Contemporary childbearing is associated with greater gestational weight gain and postpartum weight retention than in previous decades, potentially leading to a more pronounced effect of childbearing on women's long-term obesity risk. Previous work on the association of childbearing with women's long-term obesity risk mostly examined births in the 1970s and 1980s and produced mixed results.

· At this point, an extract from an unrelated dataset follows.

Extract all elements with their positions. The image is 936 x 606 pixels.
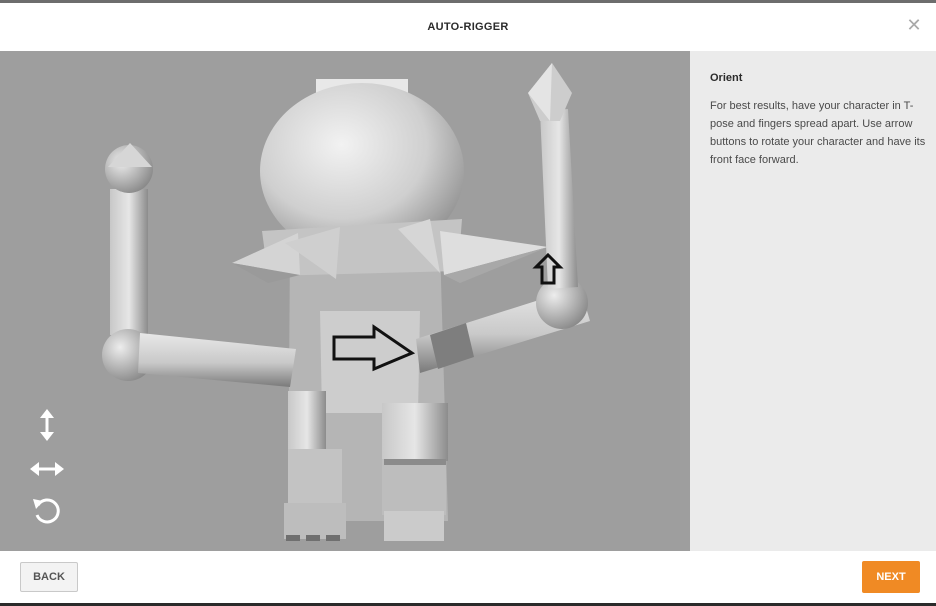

The association of childbearing and obesity incidence in a diverse, contemporary sample of 2731 US women was estimated.

Methods

Propensity-score (PS) matching was used for confounding control when estimating the effect of incident parity (1996-2001) on 7-year incident obesity (BMI≥30 kg/m2) (2001-2008).

Results

In the sample, 19.3% of parous women became obese, whereas 16.1% of unmatched nulliparous women did. After PS matching without and with replacement, the differences in obesity incidence were, respectively, 0.0 percentage points (ppts) (95% CI: −4.7 to 4.7) and 0.9 ppts (95% CI: −4.9 to 6.7). Results were similar in analyses of prevalent parity and obesity in 2008 (n = 6601) conducted to explore possible selection bias.

Conclusions

These results imply that, in contemporary US parous women in their late 20s and early 30s, childbearing may not increase obesity incidence.